Unlike the 70B distilled version of the model, also available on SambaNova Cloud, DeepSeek-R1 generates more tokens before formulating an output. This extended reasoning process results in more accurate and nuanced responses. The model has even demonstrated an ability to optimise its own computational efficiency, an achievement that highlights its advanced capabilities.
SambaNova operates its RDU-powered cloud services from data centres in the United States. For organisations prioritising data privacy, the company offers on-premise deployment options, contrasting with DeepSeek’s own cloud service, which runs on GPUs and lacks similar security controls.
Addressing the AI Compute Challenge
The demand for DeepSeek-R1 continues to grow, but running such a complex model has proven challenging due to GPU inefficiencies. DeepSeek was forced to disable its own inference API service, citing constraints in compute capacity.
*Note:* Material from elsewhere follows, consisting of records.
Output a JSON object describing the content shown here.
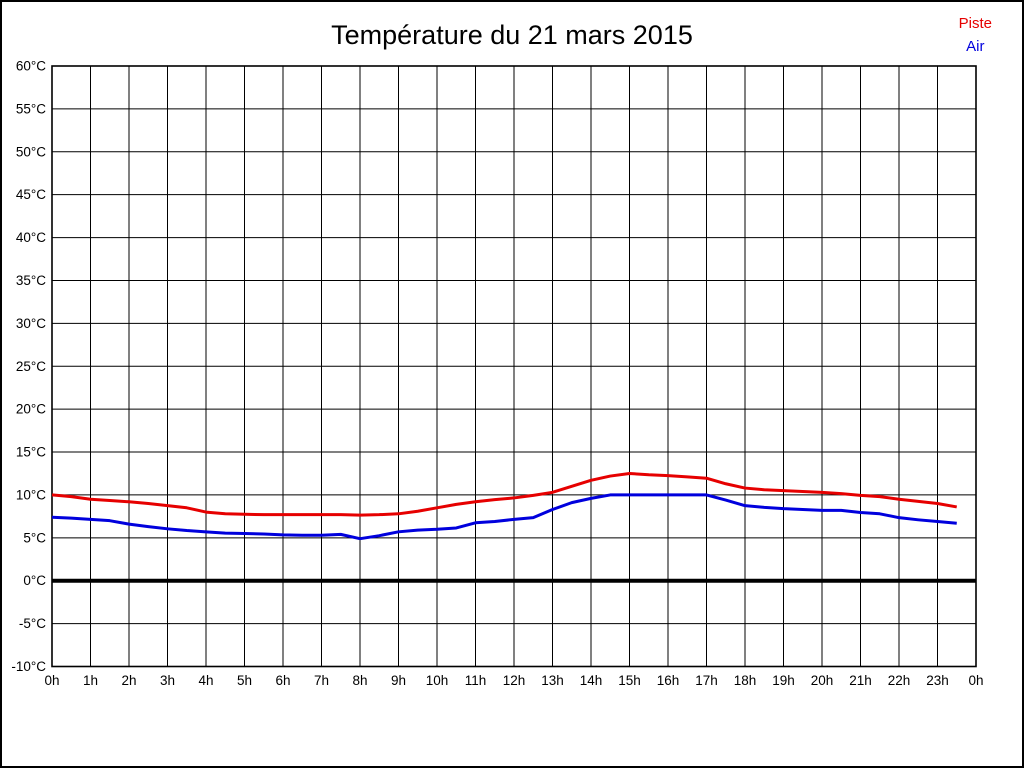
{
  "title": "Température du 21 mars 2015",
  "legend": {
    "piste_label": "Piste",
    "air_label": "Air"
  },
  "colors": {
    "piste": "#e60000",
    "air": "#0000dd",
    "grid": "#000000",
    "zero_line": "#000000",
    "background": "#ffffff",
    "text": "#000000"
  },
  "chart_data": {
    "type": "line",
    "title": "Température du 21 mars 2015",
    "xlabel": "",
    "ylabel": "",
    "xlim": [
      0,
      24
    ],
    "ylim": [
      -10,
      60
    ],
    "y_step": 5,
    "grid": true,
    "zero_line_thick": true,
    "legend_position": "top-right",
    "x_tick_labels": [
      "0h",
      "1h",
      "2h",
      "3h",
      "4h",
      "5h",
      "6h",
      "7h",
      "8h",
      "9h",
      "10h",
      "11h",
      "12h",
      "13h",
      "14h",
      "15h",
      "16h",
      "17h",
      "18h",
      "19h",
      "20h",
      "21h",
      "22h",
      "23h",
      "0h"
    ],
    "y_tick_labels": [
      "60°C",
      "55°C",
      "50°C",
      "45°C",
      "40°C",
      "35°C",
      "30°C",
      "25°C",
      "20°C",
      "15°C",
      "10°C",
      "5°C",
      "0°C",
      "-5°C",
      "-10°C"
    ],
    "x": [
      0,
      0.5,
      1,
      1.5,
      2,
      2.5,
      3,
      3.5,
      4,
      4.5,
      5,
      5.5,
      6,
      6.5,
      7,
      7.5,
      8,
      8.5,
      9,
      9.5,
      10,
      10.5,
      11,
      11.5,
      12,
      12.5,
      13,
      13.5,
      14,
      14.5,
      15,
      15.5,
      16,
      16.5,
      17,
      17.5,
      18,
      18.5,
      19,
      19.5,
      20,
      20.5,
      21,
      21.5,
      22,
      22.5,
      23,
      23.5
    ],
    "series": [
      {
        "name": "Piste",
        "color": "#e60000",
        "values": [
          10.0,
          9.8,
          9.5,
          9.35,
          9.2,
          9.0,
          8.75,
          8.5,
          8.0,
          7.8,
          7.75,
          7.7,
          7.7,
          7.7,
          7.7,
          7.7,
          7.65,
          7.7,
          7.8,
          8.1,
          8.5,
          8.9,
          9.2,
          9.45,
          9.65,
          9.95,
          10.3,
          11.0,
          11.7,
          12.2,
          12.5,
          12.35,
          12.25,
          12.1,
          11.95,
          11.3,
          10.8,
          10.6,
          10.5,
          10.4,
          10.3,
          10.15,
          9.95,
          9.8,
          9.5,
          9.25,
          9.0,
          8.6
        ]
      },
      {
        "name": "Air",
        "color": "#0000dd",
        "values": [
          7.4,
          7.3,
          7.15,
          7.0,
          6.6,
          6.3,
          6.05,
          5.85,
          5.7,
          5.55,
          5.5,
          5.45,
          5.35,
          5.3,
          5.3,
          5.4,
          4.9,
          5.25,
          5.7,
          5.9,
          6.0,
          6.15,
          6.75,
          6.9,
          7.15,
          7.35,
          8.3,
          9.1,
          9.6,
          10.0,
          10.0,
          10.0,
          10.0,
          10.0,
          10.0,
          9.4,
          8.75,
          8.55,
          8.4,
          8.3,
          8.2,
          8.2,
          7.95,
          7.8,
          7.35,
          7.1,
          6.9,
          6.7
        ]
      }
    ]
  }
}
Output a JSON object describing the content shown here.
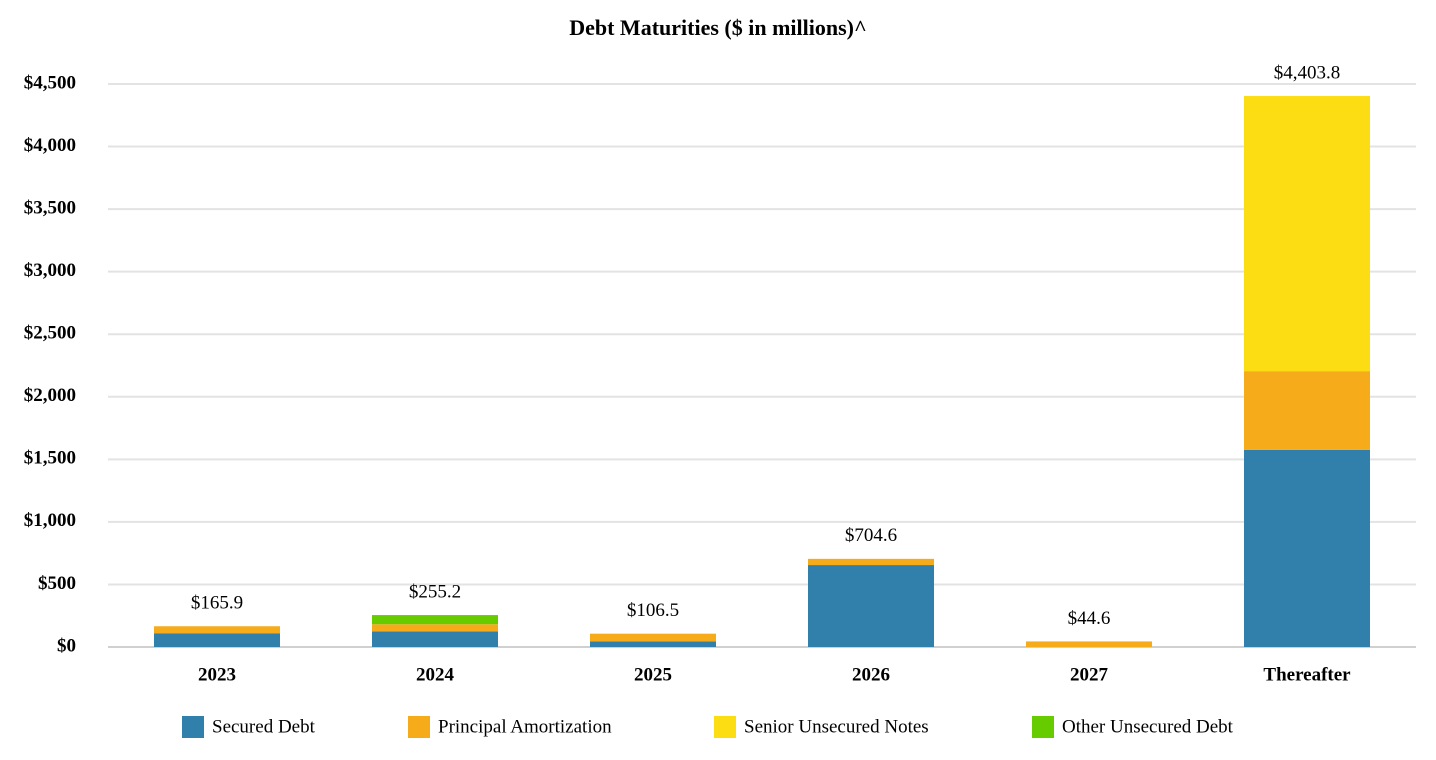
{
  "chart_data": {
    "type": "stacked_bar",
    "title": "Debt Maturities ($ in millions)^",
    "categories": [
      "2023",
      "2024",
      "2025",
      "2026",
      "2027",
      "Thereafter"
    ],
    "series": [
      {
        "name": "Secured Debt",
        "color": "#317fab",
        "values": [
          110,
          125,
          45,
          655,
          0,
          1575
        ]
      },
      {
        "name": "Principal Amortization",
        "color": "#f6ab1b",
        "values": [
          55.9,
          57,
          61.5,
          49.6,
          44.6,
          630
        ]
      },
      {
        "name": "Senior Unsecured Notes",
        "color": "#fcdc12",
        "values": [
          0,
          0,
          0,
          0,
          0,
          2198.8
        ]
      },
      {
        "name": "Other Unsecured Debt",
        "color": "#66cc00",
        "values": [
          0,
          73.2,
          0,
          0,
          0,
          0
        ]
      }
    ],
    "totals": {
      "values": [
        165.9,
        255.2,
        106.5,
        704.6,
        44.6,
        4403.8
      ],
      "value_labels": [
        "$165.9",
        "$255.2",
        "$106.5",
        "$704.6",
        "$44.6",
        "$4,403.8"
      ]
    },
    "ylim": [
      0,
      4500
    ],
    "yticks": [
      {
        "value": 0,
        "label": "$0"
      },
      {
        "value": 500,
        "label": "$500"
      },
      {
        "value": 1000,
        "label": "$1,000"
      },
      {
        "value": 1500,
        "label": "$1,500"
      },
      {
        "value": 2000,
        "label": "$2,000"
      },
      {
        "value": 2500,
        "label": "$2,500"
      },
      {
        "value": 3000,
        "label": "$3,000"
      },
      {
        "value": 3500,
        "label": "$3,500"
      },
      {
        "value": 4000,
        "label": "$4,000"
      },
      {
        "value": 4500,
        "label": "$4,500"
      }
    ],
    "grid": true,
    "legend": "bottom"
  }
}
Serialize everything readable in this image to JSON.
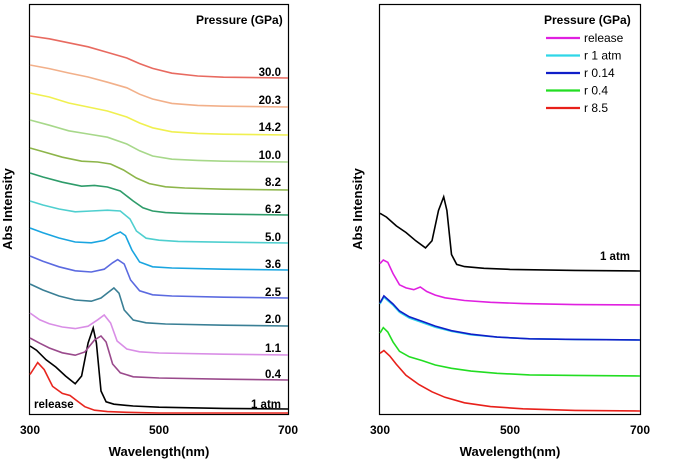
{
  "chart_data": [
    {
      "type": "line",
      "xlabel": "Wavelength(nm)",
      "ylabel": "Abs Intensity",
      "xlim": [
        300,
        700
      ],
      "xticks": [
        "300",
        "500",
        "700"
      ],
      "legend_title": "Pressure (GPa)",
      "series": [
        {
          "name": "release",
          "color": "#e8261f",
          "x": [
            300,
            312,
            322,
            335,
            350,
            362,
            372,
            385,
            400,
            420,
            450,
            500,
            600,
            700
          ],
          "y": [
            0.55,
            0.72,
            0.62,
            0.38,
            0.28,
            0.25,
            0.18,
            0.09,
            0.04,
            0.02,
            0.01,
            0.0,
            0.0,
            0.0
          ]
        },
        {
          "name": "1 atm",
          "color": "#000000",
          "x": [
            300,
            310,
            325,
            340,
            355,
            370,
            380,
            390,
            398,
            403,
            410,
            418,
            430,
            460,
            500,
            600,
            700
          ],
          "y": [
            1.05,
            0.98,
            0.82,
            0.7,
            0.55,
            0.42,
            0.55,
            1.1,
            1.35,
            1.1,
            0.3,
            0.12,
            0.08,
            0.05,
            0.03,
            0.01,
            0.0
          ]
        },
        {
          "name": "0.4",
          "color": "#9a4a8c",
          "x": [
            300,
            315,
            330,
            350,
            370,
            385,
            400,
            410,
            418,
            428,
            440,
            460,
            500,
            600,
            700
          ],
          "y": [
            1.05,
            0.92,
            0.8,
            0.68,
            0.62,
            0.7,
            1.0,
            1.1,
            0.95,
            0.4,
            0.18,
            0.08,
            0.05,
            0.02,
            0.0
          ]
        },
        {
          "name": "1.1",
          "color": "#d98ee6",
          "x": [
            300,
            315,
            330,
            350,
            370,
            390,
            405,
            415,
            425,
            435,
            450,
            470,
            500,
            600,
            700
          ],
          "y": [
            1.05,
            0.88,
            0.78,
            0.7,
            0.66,
            0.72,
            0.88,
            1.0,
            0.8,
            0.35,
            0.15,
            0.08,
            0.05,
            0.02,
            0.0
          ]
        },
        {
          "name": "2.0",
          "color": "#3a7f95",
          "x": [
            300,
            320,
            345,
            370,
            395,
            410,
            422,
            430,
            438,
            446,
            460,
            480,
            510,
            600,
            700
          ],
          "y": [
            1.05,
            0.9,
            0.75,
            0.65,
            0.62,
            0.7,
            0.85,
            0.95,
            0.82,
            0.4,
            0.15,
            0.08,
            0.05,
            0.02,
            0.0
          ]
        },
        {
          "name": "2.5",
          "color": "#5b6ae0",
          "x": [
            300,
            320,
            345,
            370,
            395,
            415,
            428,
            436,
            446,
            456,
            470,
            490,
            520,
            600,
            700
          ],
          "y": [
            1.05,
            0.92,
            0.78,
            0.68,
            0.65,
            0.72,
            0.88,
            0.96,
            0.85,
            0.45,
            0.18,
            0.08,
            0.05,
            0.02,
            0.0
          ]
        },
        {
          "name": "3.6",
          "color": "#1aa5e0",
          "x": [
            300,
            320,
            345,
            370,
            395,
            415,
            430,
            440,
            448,
            458,
            470,
            490,
            520,
            600,
            700
          ],
          "y": [
            1.05,
            0.93,
            0.8,
            0.7,
            0.68,
            0.74,
            0.88,
            0.95,
            0.86,
            0.5,
            0.2,
            0.08,
            0.05,
            0.02,
            0.0
          ]
        },
        {
          "name": "5.0",
          "color": "#4fcfcf",
          "x": [
            300,
            320,
            345,
            370,
            395,
            420,
            440,
            455,
            465,
            480,
            500,
            530,
            600,
            700
          ],
          "y": [
            1.05,
            0.95,
            0.85,
            0.78,
            0.8,
            0.82,
            0.8,
            0.6,
            0.3,
            0.12,
            0.07,
            0.04,
            0.02,
            0.0
          ]
        },
        {
          "name": "6.2",
          "color": "#2e9c6a",
          "x": [
            300,
            320,
            350,
            380,
            400,
            420,
            440,
            460,
            475,
            490,
            510,
            540,
            600,
            700
          ],
          "y": [
            1.05,
            0.95,
            0.82,
            0.72,
            0.74,
            0.7,
            0.6,
            0.35,
            0.18,
            0.1,
            0.06,
            0.04,
            0.02,
            0.0
          ]
        },
        {
          "name": "8.2",
          "color": "#8db54a",
          "x": [
            300,
            320,
            350,
            380,
            405,
            425,
            445,
            465,
            485,
            510,
            540,
            600,
            700
          ],
          "y": [
            1.05,
            0.96,
            0.82,
            0.72,
            0.7,
            0.65,
            0.5,
            0.3,
            0.16,
            0.08,
            0.05,
            0.02,
            0.0
          ]
        },
        {
          "name": "10.0",
          "color": "#a7d88a",
          "x": [
            300,
            330,
            360,
            390,
            420,
            450,
            470,
            490,
            520,
            560,
            600,
            700
          ],
          "y": [
            1.05,
            0.92,
            0.78,
            0.7,
            0.62,
            0.45,
            0.28,
            0.15,
            0.07,
            0.04,
            0.02,
            0.0
          ]
        },
        {
          "name": "14.2",
          "color": "#f0f050",
          "x": [
            300,
            330,
            360,
            390,
            420,
            450,
            470,
            490,
            520,
            560,
            600,
            700
          ],
          "y": [
            1.05,
            0.95,
            0.8,
            0.7,
            0.6,
            0.45,
            0.3,
            0.18,
            0.08,
            0.04,
            0.02,
            0.0
          ]
        },
        {
          "name": "20.3",
          "color": "#f2b08a",
          "x": [
            300,
            330,
            360,
            390,
            420,
            450,
            470,
            490,
            520,
            560,
            600,
            700
          ],
          "y": [
            1.05,
            0.96,
            0.85,
            0.75,
            0.62,
            0.48,
            0.32,
            0.2,
            0.09,
            0.04,
            0.02,
            0.0
          ]
        },
        {
          "name": "30.0",
          "color": "#e86a60",
          "x": [
            300,
            330,
            360,
            390,
            420,
            450,
            470,
            490,
            520,
            560,
            600,
            700
          ],
          "y": [
            1.05,
            0.98,
            0.88,
            0.78,
            0.64,
            0.5,
            0.36,
            0.24,
            0.12,
            0.05,
            0.02,
            0.0
          ]
        }
      ]
    },
    {
      "type": "line",
      "xlabel": "Wavelength(nm)",
      "ylabel": "Abs Intensity",
      "xlim": [
        300,
        700
      ],
      "xticks": [
        "300",
        "500",
        "700"
      ],
      "legend_title": "Pressure (GPa)",
      "series": [
        {
          "name": "1 atm",
          "color": "#000000",
          "x": [
            300,
            310,
            325,
            340,
            355,
            370,
            380,
            390,
            398,
            403,
            410,
            418,
            430,
            460,
            500,
            600,
            700
          ],
          "y": [
            1.05,
            0.98,
            0.82,
            0.7,
            0.55,
            0.42,
            0.55,
            1.1,
            1.35,
            1.1,
            0.3,
            0.12,
            0.08,
            0.05,
            0.03,
            0.01,
            0.0
          ]
        },
        {
          "name": "release",
          "color": "#e020e0",
          "x": [
            300,
            305,
            312,
            320,
            330,
            340,
            352,
            362,
            372,
            385,
            400,
            430,
            470,
            520,
            600,
            700
          ],
          "y": [
            0.92,
            1.0,
            0.95,
            0.7,
            0.45,
            0.38,
            0.34,
            0.4,
            0.3,
            0.22,
            0.16,
            0.1,
            0.06,
            0.03,
            0.01,
            0.0
          ]
        },
        {
          "name": "r 1 atm",
          "color": "#2fd6e8",
          "x": [
            300,
            306,
            312,
            320,
            330,
            345,
            365,
            385,
            410,
            440,
            480,
            530,
            600,
            700
          ],
          "y": [
            0.62,
            0.74,
            0.68,
            0.6,
            0.48,
            0.38,
            0.3,
            0.22,
            0.15,
            0.09,
            0.05,
            0.02,
            0.01,
            0.0
          ]
        },
        {
          "name": "r 0.14",
          "color": "#101ec8",
          "x": [
            300,
            306,
            312,
            320,
            330,
            345,
            365,
            385,
            410,
            440,
            480,
            530,
            600,
            700
          ],
          "y": [
            0.64,
            0.76,
            0.7,
            0.62,
            0.5,
            0.4,
            0.32,
            0.24,
            0.16,
            0.1,
            0.05,
            0.02,
            0.01,
            0.0
          ]
        },
        {
          "name": "r 0.4",
          "color": "#22dd22",
          "x": [
            300,
            305,
            312,
            320,
            330,
            345,
            365,
            385,
            410,
            440,
            480,
            530,
            600,
            700
          ],
          "y": [
            0.78,
            0.88,
            0.8,
            0.62,
            0.45,
            0.35,
            0.28,
            0.2,
            0.14,
            0.09,
            0.05,
            0.02,
            0.01,
            0.0
          ]
        },
        {
          "name": "r 8.5",
          "color": "#e8201a",
          "x": [
            300,
            306,
            315,
            325,
            340,
            360,
            380,
            400,
            430,
            470,
            520,
            600,
            700
          ],
          "y": [
            1.05,
            1.1,
            1.0,
            0.85,
            0.65,
            0.48,
            0.35,
            0.25,
            0.15,
            0.08,
            0.04,
            0.01,
            0.0
          ]
        }
      ],
      "legend": [
        "release",
        "r 1 atm",
        "r 0.14",
        "r 0.4",
        "r 8.5"
      ]
    }
  ]
}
SambaNova’s RDU technology has been designed to handle large-scale MoE models efficiently. The SN40L RDU features a three-tier memory architecture that enables DeepSeek-R1 to be deployed using just one rack, compared to the 40 racks of 320 GPUs previously required for inference.
With this enhanced efficiency, SambaNova aims to provide 100 times the global inference capacity for DeepSeek-R1 by the end of the year. The company’s RDU chips are emerging as a leading inference platform for complex reasoning models, offering a scalable and cost-effective alternative to traditional GPU-based systems.